Giving judgment last week in Santander UK Plc v RA Legal Solicitors (a firm) [2013] EWHC 1380 (QB), Mr Justice Andrew Smith followed the appeal court’s ruling in December that a law firm can be relieved of consequential liability for a breach of trust if it acts honestly and reasonably.
As in Davisons Solicitors v Nationwide Building Society [2012] EWCA Civ 1626, although he held that RA Legal – which ceased to practise in October 2009 because it could not obtain professional indemnity insurance – had acted in breach of trust in releasing the £150,000 purchase funds without having obtained a legal charge, the judge exercised discretion and relieved the firm of liability for the breach, dismissing Santander’s damages claims.

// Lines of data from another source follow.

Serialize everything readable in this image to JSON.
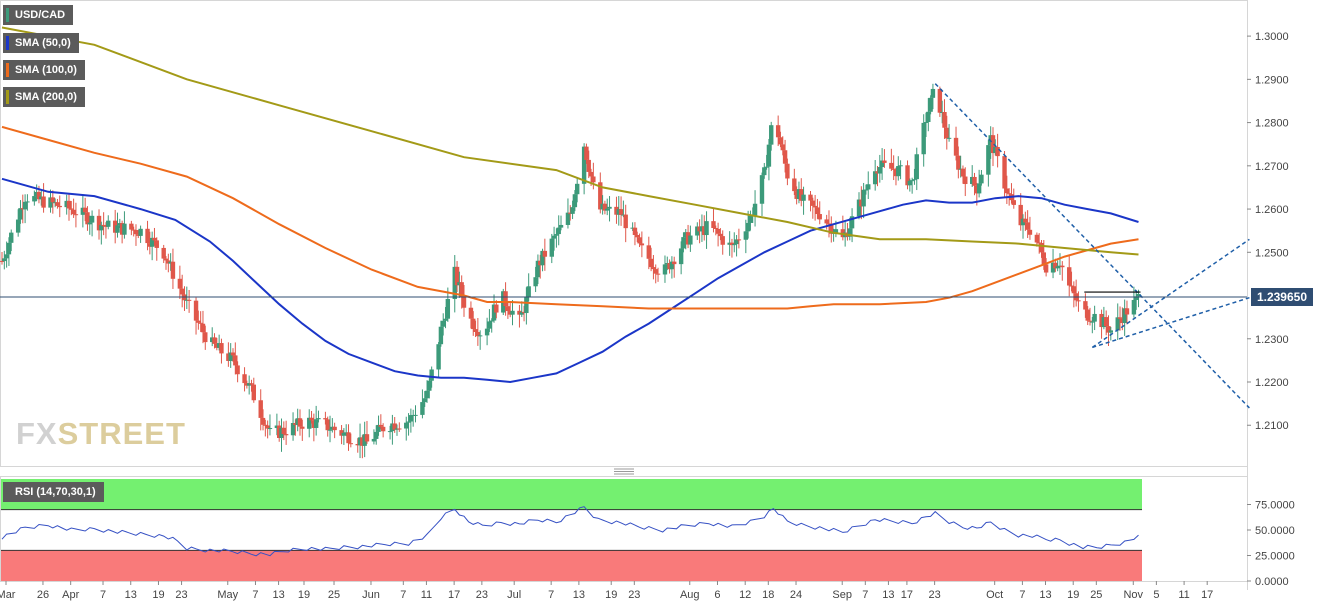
{
  "legend": {
    "symbol": "USD/CAD",
    "sma50": "SMA (50,0)",
    "sma100": "SMA (100,0)",
    "sma200": "SMA (200,0)",
    "rsi": "RSI (14,70,30,1)"
  },
  "watermark": {
    "part1": "FX",
    "part2": "STREET"
  },
  "colors": {
    "up": "#3c9a7a",
    "down": "#e0574a",
    "sma50": "#1b36c8",
    "sma100": "#ee6b1c",
    "sma200": "#a39a17",
    "trend": "#1f5fa8",
    "rsi_line": "#3651c4",
    "rsi_upper_zone": "#74f070",
    "rsi_lower_zone": "#f97a7a"
  },
  "chart_data": [
    {
      "type": "candlestick",
      "title": "USD/CAD",
      "y_axis": {
        "ticks": [
          "1.3000",
          "1.2900",
          "1.2800",
          "1.2700",
          "1.2600",
          "1.2500",
          "1.2300",
          "1.2200",
          "1.2100"
        ],
        "range": [
          1.2015,
          1.3065
        ]
      },
      "x_axis": {
        "ticks": [
          "Mar",
          "26",
          "Apr",
          "7",
          "13",
          "19",
          "23",
          "May",
          "7",
          "13",
          "19",
          "25",
          "Jun",
          "7",
          "11",
          "17",
          "23",
          "Jul",
          "7",
          "13",
          "19",
          "23",
          "Aug",
          "6",
          "12",
          "18",
          "24",
          "Sep",
          "7",
          "13",
          "17",
          "23",
          "Oct",
          "7",
          "13",
          "19",
          "25",
          "Nov",
          "5",
          "11",
          "17"
        ]
      },
      "last_price": "1.239650",
      "last_value": 1.23965,
      "anchors": [
        [
          0,
          1.248
        ],
        [
          10,
          1.263
        ],
        [
          30,
          1.26
        ],
        [
          45,
          1.256
        ],
        [
          60,
          1.255
        ],
        [
          70,
          1.25
        ],
        [
          80,
          1.238
        ],
        [
          90,
          1.229
        ],
        [
          100,
          1.225
        ],
        [
          108,
          1.218
        ],
        [
          116,
          1.208
        ],
        [
          124,
          1.209
        ],
        [
          132,
          1.211
        ],
        [
          140,
          1.21
        ],
        [
          148,
          1.208
        ],
        [
          158,
          1.206
        ],
        [
          166,
          1.21
        ],
        [
          176,
          1.211
        ],
        [
          184,
          1.217
        ],
        [
          190,
          1.232
        ],
        [
          196,
          1.245
        ],
        [
          202,
          1.235
        ],
        [
          208,
          1.231
        ],
        [
          216,
          1.24
        ],
        [
          224,
          1.234
        ],
        [
          232,
          1.247
        ],
        [
          240,
          1.254
        ],
        [
          246,
          1.259
        ],
        [
          252,
          1.275
        ],
        [
          258,
          1.26
        ],
        [
          268,
          1.259
        ],
        [
          276,
          1.251
        ],
        [
          286,
          1.245
        ],
        [
          296,
          1.253
        ],
        [
          306,
          1.256
        ],
        [
          316,
          1.251
        ],
        [
          324,
          1.258
        ],
        [
          330,
          1.268
        ],
        [
          334,
          1.282
        ],
        [
          340,
          1.268
        ],
        [
          346,
          1.262
        ],
        [
          354,
          1.259
        ],
        [
          364,
          1.253
        ],
        [
          372,
          1.262
        ],
        [
          378,
          1.27
        ],
        [
          388,
          1.269
        ],
        [
          394,
          1.266
        ],
        [
          400,
          1.281
        ],
        [
          404,
          1.288
        ],
        [
          410,
          1.275
        ],
        [
          416,
          1.268
        ],
        [
          422,
          1.265
        ],
        [
          428,
          1.276
        ],
        [
          434,
          1.266
        ],
        [
          440,
          1.257
        ],
        [
          446,
          1.255
        ],
        [
          452,
          1.247
        ],
        [
          458,
          1.248
        ],
        [
          462,
          1.242
        ],
        [
          468,
          1.236
        ],
        [
          474,
          1.235
        ],
        [
          480,
          1.232
        ],
        [
          486,
          1.236
        ],
        [
          490,
          1.238
        ],
        [
          492,
          1.2395
        ]
      ],
      "series": [
        {
          "name": "SMA (50,0)",
          "points": [
            [
              0,
              1.267
            ],
            [
              20,
              1.264
            ],
            [
              40,
              1.263
            ],
            [
              60,
              1.26
            ],
            [
              75,
              1.2575
            ],
            [
              90,
              1.2525
            ],
            [
              100,
              1.248
            ],
            [
              110,
              1.243
            ],
            [
              120,
              1.238
            ],
            [
              130,
              1.2335
            ],
            [
              140,
              1.2295
            ],
            [
              150,
              1.2265
            ],
            [
              160,
              1.2245
            ],
            [
              170,
              1.2225
            ],
            [
              180,
              1.2215
            ],
            [
              190,
              1.221
            ],
            [
              200,
              1.221
            ],
            [
              210,
              1.2205
            ],
            [
              220,
              1.22
            ],
            [
              230,
              1.221
            ],
            [
              240,
              1.222
            ],
            [
              250,
              1.2245
            ],
            [
              260,
              1.227
            ],
            [
              270,
              1.2305
            ],
            [
              280,
              1.2335
            ],
            [
              290,
              1.237
            ],
            [
              300,
              1.2405
            ],
            [
              310,
              1.244
            ],
            [
              320,
              1.247
            ],
            [
              330,
              1.25
            ],
            [
              340,
              1.2525
            ],
            [
              350,
              1.255
            ],
            [
              360,
              1.2565
            ],
            [
              370,
              1.258
            ],
            [
              380,
              1.2595
            ],
            [
              390,
              1.261
            ],
            [
              400,
              1.262
            ],
            [
              410,
              1.2615
            ],
            [
              420,
              1.2615
            ],
            [
              430,
              1.2625
            ],
            [
              440,
              1.263
            ],
            [
              450,
              1.2625
            ],
            [
              460,
              1.261
            ],
            [
              470,
              1.26
            ],
            [
              480,
              1.259
            ],
            [
              492,
              1.257
            ]
          ]
        },
        {
          "name": "SMA (100,0)",
          "points": [
            [
              0,
              1.279
            ],
            [
              20,
              1.276
            ],
            [
              40,
              1.273
            ],
            [
              60,
              1.2705
            ],
            [
              80,
              1.2675
            ],
            [
              100,
              1.2625
            ],
            [
              120,
              1.2565
            ],
            [
              140,
              1.251
            ],
            [
              160,
              1.246
            ],
            [
              180,
              1.242
            ],
            [
              200,
              1.24
            ],
            [
              210,
              1.2385
            ],
            [
              220,
              1.2385
            ],
            [
              240,
              1.238
            ],
            [
              260,
              1.2375
            ],
            [
              280,
              1.237
            ],
            [
              300,
              1.237
            ],
            [
              320,
              1.237
            ],
            [
              340,
              1.237
            ],
            [
              350,
              1.2375
            ],
            [
              360,
              1.238
            ],
            [
              380,
              1.238
            ],
            [
              400,
              1.2385
            ],
            [
              410,
              1.2395
            ],
            [
              420,
              1.241
            ],
            [
              430,
              1.243
            ],
            [
              440,
              1.245
            ],
            [
              450,
              1.247
            ],
            [
              460,
              1.249
            ],
            [
              470,
              1.2505
            ],
            [
              480,
              1.252
            ],
            [
              492,
              1.253
            ]
          ]
        },
        {
          "name": "SMA (200,0)",
          "points": [
            [
              0,
              1.302
            ],
            [
              40,
              1.298
            ],
            [
              80,
              1.29
            ],
            [
              120,
              1.284
            ],
            [
              160,
              1.278
            ],
            [
              200,
              1.272
            ],
            [
              240,
              1.269
            ],
            [
              260,
              1.265
            ],
            [
              280,
              1.263
            ],
            [
              300,
              1.261
            ],
            [
              320,
              1.259
            ],
            [
              340,
              1.257
            ],
            [
              360,
              1.2545
            ],
            [
              380,
              1.253
            ],
            [
              400,
              1.253
            ],
            [
              420,
              1.2525
            ],
            [
              440,
              1.252
            ],
            [
              460,
              1.251
            ],
            [
              480,
              1.25
            ],
            [
              492,
              1.2495
            ]
          ]
        }
      ],
      "trendlines": [
        {
          "from": [
            404,
            1.289
          ],
          "to": [
            540,
            1.214
          ]
        },
        {
          "from": [
            472,
            1.228
          ],
          "to": [
            540,
            1.253
          ]
        },
        {
          "from": [
            472,
            1.228
          ],
          "to": [
            540,
            1.2395
          ]
        }
      ]
    },
    {
      "type": "line",
      "title": "RSI (14,70,30,1)",
      "y_axis": {
        "ticks": [
          "75.0000",
          "50.0000",
          "25.0000",
          "0.0000"
        ],
        "range": [
          0,
          100
        ]
      },
      "zones": {
        "upper": [
          70,
          100
        ],
        "lower": [
          0,
          30
        ]
      },
      "series": [
        {
          "name": "RSI (14,70,30,1)",
          "points": [
            [
              0,
              43
            ],
            [
              10,
              52
            ],
            [
              20,
              55
            ],
            [
              30,
              50
            ],
            [
              40,
              51
            ],
            [
              50,
              48
            ],
            [
              60,
              46
            ],
            [
              70,
              44
            ],
            [
              75,
              40
            ],
            [
              80,
              32
            ],
            [
              90,
              30
            ],
            [
              100,
              29
            ],
            [
              108,
              27
            ],
            [
              116,
              26
            ],
            [
              124,
              30
            ],
            [
              132,
              32
            ],
            [
              140,
              31
            ],
            [
              148,
              33
            ],
            [
              158,
              34
            ],
            [
              166,
              36
            ],
            [
              176,
              37
            ],
            [
              184,
              44
            ],
            [
              190,
              62
            ],
            [
              196,
              71
            ],
            [
              202,
              58
            ],
            [
              208,
              54
            ],
            [
              216,
              57
            ],
            [
              224,
              56
            ],
            [
              232,
              60
            ],
            [
              240,
              58
            ],
            [
              246,
              65
            ],
            [
              252,
              72
            ],
            [
              258,
              60
            ],
            [
              268,
              57
            ],
            [
              276,
              53
            ],
            [
              286,
              50
            ],
            [
              296,
              54
            ],
            [
              306,
              57
            ],
            [
              316,
              53
            ],
            [
              324,
              58
            ],
            [
              330,
              64
            ],
            [
              334,
              71
            ],
            [
              340,
              58
            ],
            [
              346,
              55
            ],
            [
              354,
              52
            ],
            [
              364,
              48
            ],
            [
              372,
              55
            ],
            [
              378,
              60
            ],
            [
              388,
              58
            ],
            [
              394,
              57
            ],
            [
              400,
              63
            ],
            [
              404,
              66
            ],
            [
              410,
              58
            ],
            [
              416,
              53
            ],
            [
              422,
              52
            ],
            [
              428,
              57
            ],
            [
              434,
              50
            ],
            [
              440,
              45
            ],
            [
              446,
              44
            ],
            [
              452,
              41
            ],
            [
              458,
              40
            ],
            [
              462,
              37
            ],
            [
              468,
              33
            ],
            [
              474,
              33
            ],
            [
              480,
              35
            ],
            [
              486,
              38
            ],
            [
              490,
              42
            ],
            [
              492,
              43
            ]
          ]
        }
      ]
    }
  ]
}
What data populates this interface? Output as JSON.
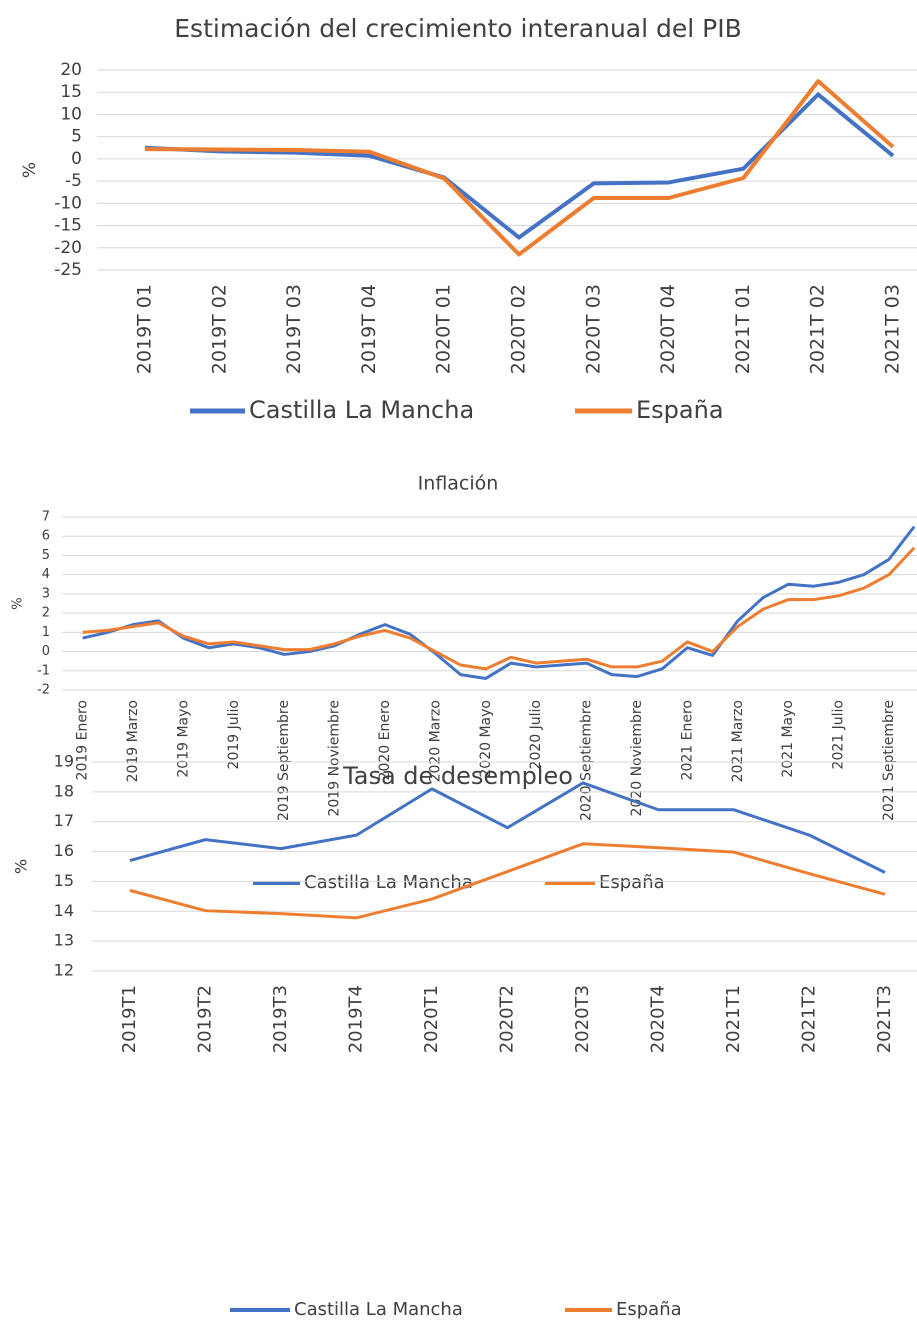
{
  "chart_data": [
    {
      "type": "line",
      "title": "Estimación del crecimiento interanual del PIB",
      "y_label": "%",
      "categories": [
        "2019T 01",
        "2019T 02",
        "2019T 03",
        "2019T 04",
        "2020T 01",
        "2020T 02",
        "2020T 03",
        "2020T 04",
        "2021T 01",
        "2021T 02",
        "2021T 03"
      ],
      "series": [
        {
          "name": "Castilla La Mancha",
          "color": "#4472c4",
          "values": [
            2.5,
            1.7,
            1.4,
            0.7,
            -4.2,
            -17.7,
            -5.5,
            -5.3,
            -2.2,
            14.5,
            0.7
          ]
        },
        {
          "name": "España",
          "color": "#ed7d31",
          "values": [
            2.2,
            2.1,
            2.0,
            1.6,
            -4.4,
            -21.5,
            -8.8,
            -8.8,
            -4.3,
            17.5,
            2.7
          ]
        }
      ],
      "ylim": [
        -25,
        20
      ],
      "yticks": [
        -25,
        -20,
        -15,
        -10,
        -5,
        0,
        5,
        10,
        15,
        20
      ],
      "grid": true,
      "legend": "bottom"
    },
    {
      "type": "line",
      "title": "Inflación",
      "y_label": "%",
      "categories": [
        "2019 Enero",
        null,
        "2019 Marzo",
        null,
        "2019 Mayo",
        null,
        "2019 Julio",
        null,
        "2019 Septiembre",
        null,
        "2019 Noviembre",
        null,
        "2020 Enero",
        null,
        "2020 Marzo",
        null,
        "2020 Mayo",
        null,
        "2020 Julio",
        null,
        "2020 Septiembre",
        null,
        "2020 Noviembre",
        null,
        "2021 Enero",
        null,
        "2021 Marzo",
        null,
        "2021 Mayo",
        null,
        "2021 Julio",
        null,
        "2021 Septiembre",
        null
      ],
      "series": [
        {
          "name": "Castilla La Mancha",
          "color": "#4472c4",
          "values": [
            0.7,
            1.0,
            1.4,
            1.6,
            0.7,
            0.2,
            0.4,
            0.2,
            -0.15,
            0.0,
            0.3,
            0.9,
            1.4,
            0.9,
            -0.1,
            -1.2,
            -1.4,
            -0.6,
            -0.8,
            -0.7,
            -0.6,
            -1.2,
            -1.3,
            -0.9,
            0.2,
            -0.2,
            1.6,
            2.8,
            3.5,
            3.4,
            3.6,
            4.0,
            4.8,
            6.5
          ]
        },
        {
          "name": "España",
          "color": "#ed7d31",
          "values": [
            1.0,
            1.1,
            1.3,
            1.5,
            0.8,
            0.4,
            0.5,
            0.3,
            0.1,
            0.1,
            0.4,
            0.8,
            1.1,
            0.7,
            0.0,
            -0.7,
            -0.9,
            -0.3,
            -0.6,
            -0.5,
            -0.4,
            -0.8,
            -0.8,
            -0.5,
            0.5,
            0.0,
            1.3,
            2.2,
            2.7,
            2.7,
            2.9,
            3.3,
            4.0,
            5.4
          ]
        }
      ],
      "ylim": [
        -2,
        7
      ],
      "yticks": [
        -2,
        -1,
        0,
        1,
        2,
        3,
        4,
        5,
        6,
        7
      ],
      "grid": true,
      "legend": "bottom"
    },
    {
      "type": "line",
      "title": "Tasa de desempleo",
      "y_label": "%",
      "categories": [
        "2019T1",
        "2019T2",
        "2019T3",
        "2019T4",
        "2020T1",
        "2020T2",
        "2020T3",
        "2020T4",
        "2021T1",
        "2021T2",
        "2021T3"
      ],
      "series": [
        {
          "name": "Castilla La Mancha",
          "color": "#4472c4",
          "values": [
            15.7,
            16.4,
            16.1,
            16.55,
            18.1,
            16.8,
            18.3,
            17.4,
            17.4,
            16.55,
            15.3
          ]
        },
        {
          "name": "España",
          "color": "#ed7d31",
          "values": [
            14.7,
            14.02,
            13.92,
            13.78,
            14.41,
            15.33,
            16.26,
            16.13,
            15.98,
            15.26,
            14.57
          ]
        }
      ],
      "ylim": [
        12,
        19
      ],
      "yticks": [
        12,
        13,
        14,
        15,
        16,
        17,
        18,
        19
      ],
      "grid": true,
      "legend": "bottom"
    }
  ]
}
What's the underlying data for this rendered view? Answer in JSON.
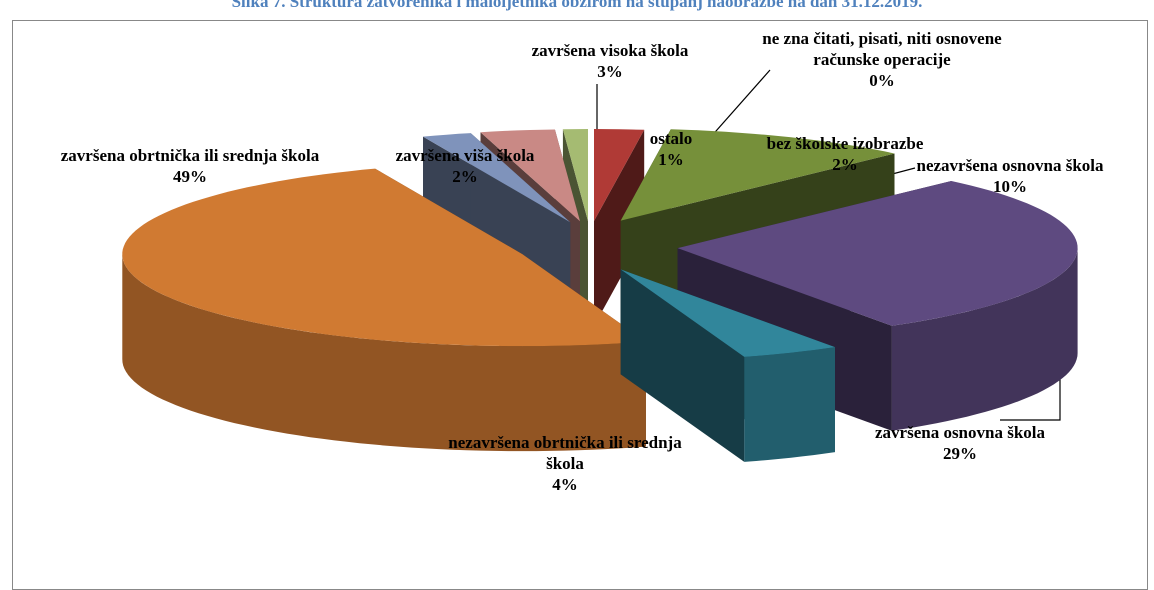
{
  "chart_data": {
    "type": "pie3d",
    "title": "Slika 7. Struktura zatvorenika i maloljetnika obzirom na stupanj naobrazbe na dan 31.12.2019.",
    "categories": [
      "bez školske izobrazbe",
      "nezavršena osnovna škola",
      "završena osnovna škola",
      "nezavršena obrtnička ili srednja škola",
      "završena obrtnička ili srednja škola",
      "završena viša škola",
      "završena visoka škola",
      "ostalo",
      "ne zna čitati, pisati, niti osnovene računske operacije"
    ],
    "values": [
      2,
      10,
      29,
      4,
      49,
      2,
      3,
      1,
      0
    ],
    "value_labels": [
      "2%",
      "10%",
      "29%",
      "4%",
      "49%",
      "2%",
      "3%",
      "1%",
      "0%"
    ],
    "colors": [
      "#b03a36",
      "#76903a",
      "#5e4a80",
      "#31869b",
      "#d07a32",
      "#7f93bb",
      "#c98985",
      "#a5bb72",
      "#4f81bd"
    ]
  }
}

He cited the judgment in Davisons of the Chancellor of the High Court, Sir Andrew Morritt, sitting with Lord Justices Sulllivan and Munby, which pointed out that Nationwide’s loss had been sustained by the fraud of an unconnected third party and not the “lapse from best practise, if any” by the solicitors as Nationwide had claimed.
Smith J said: “For essentially the same reasons it seems to me that it is fair to excuse RA Legal’s breach of trust. The law generally (although not invariably) leans towards confining the responsibility of professional people to a duty to take reasonable care their liability for breach of that duty, and in particular does not readily impose on them responsibility for loss resulting from the fraud of others.”
The barrister appearing for RA Legal, Imran Benson of Hailsham Chambers, instructed by DAC Beachcroft, said the decision was “likely to be welcomed more by defendants than claimants”, because the court had “now provided a clear statement that, if a lender is to obtain compensation from solicitors for breach of trust in an identity fraud case, it is necessary to show a connection between the lender’s loss and the solicitors’ failings”.
The facts of the case were that the solicitors who purported to act for the vendor of the property in question did not in fact do so. RA Legal acted for the purchaser, was deceived by the fraud and paid away the purchase money. Clarifying the meaning of Davison, the judge said that in order to benefit from relief under section 61 of the Trustee Act 1925, RA Legal had only to show it had acted reasonably, not with exemplary care.
The judge described the law firm witnesses as “all honest in their evidence and sought to assist the court”. He singled out RA Legal conveyancing partner Abul Rahman as “a particular impressive witness” who “did not prevaricate or seek to excuse such (minor) criticisms of him or his firm as could properly be made”.